Apart from the task of platforming your way through some of the most imaginative levels ever seen in a 2D adventure, players can also test their mettle in one of Yoshi's mini-games. Dotted around the various worlds behind locked doors (watch out for keys flapping about nearby - yes I did say flapping), these mini-games are based around speedy reactions and various other skills. For example, one of the first sees Yoshi trying to tap a sequence of buttons quicker than a CPU-controlled opponent. Victory in these cute little diversions will unlock power-ups, including a +10 star power-up which adds a nice 10 seconds to your Mario clock - useful if you're about to hop through the starry ring at the end of a level a few seconds short of 100 percent...
Mildly insane
At the time, Nintendo's choice to go for a cartoony, stylistic graphical approach was thought to be edgy, risky and perhaps even mildly insane, but it's no exaggeration to say that the effect is among the best the developer has ever produced. The graphics are really lively; bouncing, expanding, contracting and quivering with each passing sight, and the character designs - in particular Yoshi, Mario and the various boss characters, are ornately detailed and in the case of the bosses, determinedly creative. If there's one thing 2D platformers had been guilty of before 1995 it was producing boring, piddly bosses, but Yoshi's Island rewrote the rulebook.
Sadly, things have changed since 1995, and Nintendo certainly has a rulebook for Mario Advance titles, and plans to stick to it. With each passing release, we get an almost pixel-perfect port of the single player title in question, coupled with a rather shabby bop-turtles multiplayer Mario Bros. mode. In the case of the previous two decidedly single player adventures, it felt like a reasonable afterthought.

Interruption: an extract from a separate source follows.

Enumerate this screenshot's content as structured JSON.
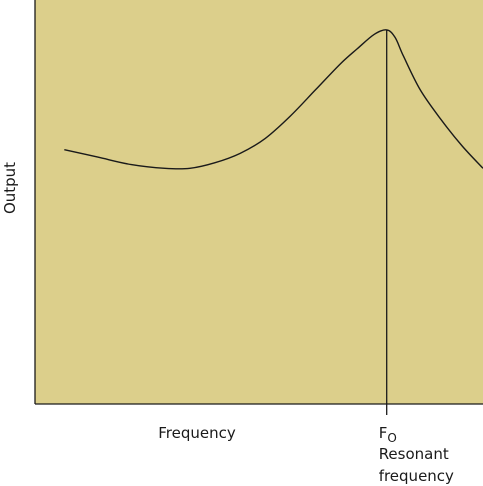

In the case of Yoshi's Island, a game renowned for its player-versus-CPU mini-games, it feels like an insult. Playing button-combo-against-the-clock back and forth with another player would have made a much better two-player mode, and it's a shame that Nintendo is sticking with such an incidental multiplayer distraction after three titles.
The presence of this so-called multiplayer option is representative of the work which has gone into Yoshi's Island on the GBA as a whole. Best 2D platformer on the system or not, as a port it's a mite uninspired. Slowdown has crept into the equation for the first time in a Mario Advance title, and the wealth of Super FX2 chip effects present in the SNES version has been wittled down and emulated with only varying degrees of success here - the screen still undulates where necessary, but the effect has lost a lot of its panache in the transition.
All things considered though, there's still no argument against buying this. Whether you played the original or not, Yoshi's Island is a timeless platform classic, and deserves to be enjoyed for the first or second time by all and sundry. The fact that it has more longevity than most games on major platforms at the moment - and a darn sight more than the previous two Mario Advance titles put together - should make it an obvious enough purchase. Few titles are this engaging. It's just a shame that Nintendo didn't have the time or inclination to reshape it properly for the portable hardware.